Die gesundheitsschädigenden Wirkungen der »unterstützenden Mittel« (DDR-Lesart) waren auch den Forschern in Leipzig nicht verborgen geblieben. In ihren Dokumenten* hielten sie fest, daß bei der jugendlichen Sprinterin Kerstin Behrendt schon nach zwei Dopingjahren Funktionsstörungen der _(* Brigitte Berendonk: »Doping - Von der ) _(Forschung zum Betrug«. Rowohlt ) _(Taschenbuchverlag, Reinbek; 448 Seiten; ) _(16,90 Mark. ) Leber auftraten. Als sei sie ein Versuchskaninchen, erprobten die Ärzte an der Leipzigerin aber weiter alternative, sogar nicht zugelassene Steroide.

Die Europameisterin schluckte trotzdem weiter das leberbedrohende Oral-Turinabol. Nach dem Absetzen des Präparats, so beschwichtigten die Mediziner, würden »die Werte wieder fallen«. Mit Spätfolgen, wie sie jetzt zum Tod von Detlef Gerstenberg beigetragen haben, wollte sich in der medaillenversessenen DDR niemand beschäftigen.

Zu den Befunden an Herz und Leber spürten die ostdeutschen Dopingspezialisten ein weiteres Phänomen auf: Der Jenaer Sportmediziner Hartmut Riedel ermittelte bei 65 Prozent der Anabolika-Anwender eine »Tonuserhöhung der Skelettmuskulatur«. Diese Muskelverspannung, auch »Hartspann« genannt, ist nach jüngsten Erkenntnissen die Erklärung für den Anfang des Todeskampfes der Mainzer Siebenkämpferin Birgit Dressel (SPIEGEL 37/1987).

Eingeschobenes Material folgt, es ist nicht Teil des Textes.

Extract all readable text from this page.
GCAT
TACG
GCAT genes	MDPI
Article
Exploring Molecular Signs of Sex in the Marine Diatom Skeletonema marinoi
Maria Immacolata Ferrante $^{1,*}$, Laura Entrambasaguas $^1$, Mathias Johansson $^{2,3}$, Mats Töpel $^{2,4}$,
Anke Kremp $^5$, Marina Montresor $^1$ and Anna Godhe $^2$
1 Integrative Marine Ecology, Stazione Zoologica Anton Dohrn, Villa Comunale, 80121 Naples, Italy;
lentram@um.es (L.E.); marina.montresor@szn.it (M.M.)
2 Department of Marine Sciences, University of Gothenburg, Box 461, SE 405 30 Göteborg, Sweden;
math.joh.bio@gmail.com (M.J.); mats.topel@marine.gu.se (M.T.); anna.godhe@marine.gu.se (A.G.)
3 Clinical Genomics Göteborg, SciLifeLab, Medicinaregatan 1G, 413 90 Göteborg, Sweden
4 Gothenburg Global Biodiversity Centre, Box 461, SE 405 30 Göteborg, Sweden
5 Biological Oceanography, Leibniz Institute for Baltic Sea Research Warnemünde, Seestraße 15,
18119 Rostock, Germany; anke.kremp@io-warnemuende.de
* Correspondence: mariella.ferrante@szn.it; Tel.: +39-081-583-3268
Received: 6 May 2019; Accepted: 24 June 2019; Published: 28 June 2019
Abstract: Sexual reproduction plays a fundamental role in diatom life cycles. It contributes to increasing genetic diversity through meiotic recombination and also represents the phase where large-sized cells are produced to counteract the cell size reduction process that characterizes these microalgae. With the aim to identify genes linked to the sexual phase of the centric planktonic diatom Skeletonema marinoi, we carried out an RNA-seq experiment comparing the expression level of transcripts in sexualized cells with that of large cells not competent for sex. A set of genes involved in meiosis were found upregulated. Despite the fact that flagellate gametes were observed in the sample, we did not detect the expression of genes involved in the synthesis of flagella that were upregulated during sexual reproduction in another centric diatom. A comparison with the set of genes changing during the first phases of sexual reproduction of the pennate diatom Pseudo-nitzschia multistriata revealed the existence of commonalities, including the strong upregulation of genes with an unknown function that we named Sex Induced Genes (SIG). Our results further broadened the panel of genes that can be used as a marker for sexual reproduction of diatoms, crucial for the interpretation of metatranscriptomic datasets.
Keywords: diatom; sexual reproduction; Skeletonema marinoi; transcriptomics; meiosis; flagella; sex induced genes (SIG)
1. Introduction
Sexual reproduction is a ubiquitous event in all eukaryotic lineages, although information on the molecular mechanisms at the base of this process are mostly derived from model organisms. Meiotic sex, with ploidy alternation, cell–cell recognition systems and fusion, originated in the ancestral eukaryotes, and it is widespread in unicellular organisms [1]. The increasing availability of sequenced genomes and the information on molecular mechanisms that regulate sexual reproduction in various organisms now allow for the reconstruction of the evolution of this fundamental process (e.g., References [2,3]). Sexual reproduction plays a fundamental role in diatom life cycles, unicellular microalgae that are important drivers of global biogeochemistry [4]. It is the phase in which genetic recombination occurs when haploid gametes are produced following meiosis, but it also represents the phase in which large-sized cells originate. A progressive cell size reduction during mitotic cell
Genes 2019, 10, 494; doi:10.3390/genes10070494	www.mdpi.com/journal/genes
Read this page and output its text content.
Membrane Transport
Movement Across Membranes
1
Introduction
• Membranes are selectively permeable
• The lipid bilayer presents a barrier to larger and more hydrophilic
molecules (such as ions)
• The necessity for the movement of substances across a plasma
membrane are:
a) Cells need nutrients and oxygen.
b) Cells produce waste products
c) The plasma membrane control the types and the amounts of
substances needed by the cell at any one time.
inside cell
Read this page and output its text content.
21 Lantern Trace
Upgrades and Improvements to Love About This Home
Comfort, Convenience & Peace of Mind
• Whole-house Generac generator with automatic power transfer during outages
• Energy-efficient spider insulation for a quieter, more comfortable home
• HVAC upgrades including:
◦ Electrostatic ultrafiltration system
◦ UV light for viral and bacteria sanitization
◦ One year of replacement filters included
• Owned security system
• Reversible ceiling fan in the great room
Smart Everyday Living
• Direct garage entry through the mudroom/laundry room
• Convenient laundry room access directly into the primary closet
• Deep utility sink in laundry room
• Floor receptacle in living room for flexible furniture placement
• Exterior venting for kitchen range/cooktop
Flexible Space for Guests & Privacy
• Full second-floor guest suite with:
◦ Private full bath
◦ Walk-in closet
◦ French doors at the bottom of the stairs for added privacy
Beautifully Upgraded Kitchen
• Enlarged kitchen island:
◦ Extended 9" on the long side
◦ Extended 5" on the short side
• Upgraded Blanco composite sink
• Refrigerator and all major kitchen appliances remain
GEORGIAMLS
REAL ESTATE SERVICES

Die damals behandelnden Ärzte kannten, weil die DDR ihre Forschung geheimhielt, die Kausalität zwischen Anabolika-Einnahme und Hartspann nicht. Daher bekämpften sie Birgit Dressels Muskelkrämpfe mit immer höheren Mengen von Schmerzmitteln - so als leide sie unter einem eingeklemmten Ischias-Nerv. Der vorgeschädigte Organismus reagierte mit einem allergischtoxischen Schock, an dem die 26jährige Studentin qualvoll starb.

Wäre Riedels geheime Studie vor der Erkrankung Birgit Dressels bekannt gewesen, behauptet der Heidelberger Professor Franke, »hätte die Leichtathletin nicht sterben müssen«. Um so dringlicher fordert er eine »schnellere und lückenlose Aufarbeitung der DDR-Anabolika-Studien«.

Schon vor eineinhalb Jahren wurden Dopingfachmann Riedel, der ehemalige Leiter der Pharmakologie an der Charite, Hansgeorg Hüller, und andere Ärzte wegen »fortgesetzter unethischer Menschenversuche sowie Körperverletzung« angezeigt. Doch die Akten der Staatsanwaltschaft Berlin (AZ 5JUJS3115/91) füllen sich nur mühsam.

Einige der belasteten Mediziner haben sich im deutschen Sport bereits wieder bequem eingerichtet.

In Gerstenbergs Verein Dynamo Berlin versorgte Hans-Joachim Wendler die Werfer mit Anabolika. Der Doktor wirkte jahrelang in den inneren Zirkeln der DDR-Doper mit, war auch bei den vertraulichen Treffen in der Sportschule Kienbaum dabei. Seit Beginn dieses Jahres arbeitet der furchtbare Arzt am Berliner Landesinstitut für Sportmedizin - im Auftrag des Gesundheitssenators ist er dort für die Sportler des Olympia-Stützpunkts zuständig.

* Brigitte Berendonk: »Doping - Von der Forschung zum Betrug«.Rowohlt Taschenbuchverlag, Reinbek; 448 Seiten; 16,90 Mark.